Укрепление, называемое "бикет", имеет вид огромного тура. Оно обнесено высокой плетневой огорожей, снизу по грудь двойной, с небольшим промежутком, засыпанным землей. Мелкий и узкий ров опоясывает огорожу. Сторожевая вышка и вещая фигура составляют служебные принадлежности пикета, как и поста. Но на посту дымится труба хаты, более или менее гостеприимной, пикет же не представляет другого приюта, кроме шалаша, с разложенным посредине его огоньком и с растянувшимся около огонька котом. Кот делит сухарь с казаком в этом глухом, угрюмом аванпостном шалаше и дарит его единственным мирным и мягким впечатлением, единственным отрадным развлечением среди бессменных грозных впечатлений боевой черты, среди бессменных суровых дум об опасности и неприятеле. Вернувшись из поиска, казак подсядет к огоньку сушиться; его чело хмурится, его ус топорщится, на душе тяжело, в голове смутно. Подойдет на цыпочках котик и умильно уставит на него свои добрые серые глазки. Казак его оттолкнет, но котик подойдет немного спустя в другой раз. Казак его погладит и нежно подергает за жидкий ус. Тогда кот повиляет ему дружелюбно хвостом и помурлычет воспоминанием о своей бабушке, с которой играют где-то казачата. И вот морщины слетели с чела, ус прилег, от сердца отошло и на душе казака стало опять светло. Добрая казацкая душа не зачерствеет и не заплесневеет ни в какой трущобе, ни среди каких суровостей военного быта...
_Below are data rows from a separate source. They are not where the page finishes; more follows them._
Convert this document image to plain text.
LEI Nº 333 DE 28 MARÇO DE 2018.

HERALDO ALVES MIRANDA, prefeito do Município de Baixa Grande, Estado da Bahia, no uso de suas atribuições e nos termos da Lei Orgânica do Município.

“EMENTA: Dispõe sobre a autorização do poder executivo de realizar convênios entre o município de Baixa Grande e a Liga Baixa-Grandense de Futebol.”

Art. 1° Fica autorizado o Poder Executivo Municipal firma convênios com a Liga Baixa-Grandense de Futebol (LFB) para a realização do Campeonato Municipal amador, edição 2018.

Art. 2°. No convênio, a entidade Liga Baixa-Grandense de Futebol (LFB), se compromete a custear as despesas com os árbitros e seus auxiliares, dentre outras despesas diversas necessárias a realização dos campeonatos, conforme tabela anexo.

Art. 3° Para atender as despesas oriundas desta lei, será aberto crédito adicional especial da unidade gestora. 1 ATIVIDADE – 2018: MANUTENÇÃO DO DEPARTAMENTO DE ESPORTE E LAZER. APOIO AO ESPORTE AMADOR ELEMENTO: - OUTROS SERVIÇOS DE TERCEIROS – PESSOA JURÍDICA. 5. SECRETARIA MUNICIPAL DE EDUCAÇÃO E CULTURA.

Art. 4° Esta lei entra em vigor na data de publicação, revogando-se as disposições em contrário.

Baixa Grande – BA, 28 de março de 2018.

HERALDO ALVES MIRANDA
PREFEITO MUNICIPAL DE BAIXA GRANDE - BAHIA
В пикете помещается от трех до десяти казаков. Черноморцы способны держаться и за этими ненадежными защитами. Свойственный им недостаток ловкости и увертливости они с лихвой вознаграждают твердостью и стойкостью. Только б сказали им стоять, так постоят. Каждый человек за себя возьмет. Не будучи поэтому похожи на тех прихотливых воинов, которым нужно, чтоб сорок веков на них смотрели, они черпают силу и мужество в решительные минуты боя из своего задушевного прадедовского убеждения: "Бог не без милости, а казак не без доли (не без счастья)". Были примеры, что человек десяток дружных односумов, внезапно осажденных в своем плетневом кошеле, с виду готовом скатиться в Кубань от одного толчка, не думали сдаваться на предложение черкес, сделавшееся ходячей поговоркой: "Эй, Иван, гайда за Кубань", не теряли головы и геройски выдерживали яростные приступы. Припав за плетневую загату, с прикладом при щеке, а шапки выставив выше своих голов, против плетневых амбразур, чтоб туда направить первый жестокий огонь неприятеля, они упорно и лихо отбивались, нанося сильный вред осаждающим, пока наконец не бывали выручены. И нередко кто-нибудь из них оставался еще невредим, чтоб отворить подошедшей подмоге дверь плетневой крепостцы. Такова история "суровской батарейки", получившей свое название от приказного Сура. Этот Сур с десятью товарищами отбил несколько натисков огромной толпы щапсугов, стремившихся на разгром куреня Полтавского, и мало того, что сам отбился, он спас еще курень, дав ему время приготовиться к обороне.

В нынешнее время горцы редко затрагивают пикеты, и когда открыто переходят линию, то ограничиваются одним наблюдательным облежанием их. Для чего толпа, несущая огонь и меч в казацкую землю, оставляет на линии отряд, который не дает казакам выйти из пикета с донесением на пост и вместе с тем обеспечивает наступающим своим силам отступление и обратную переправу через Кубань.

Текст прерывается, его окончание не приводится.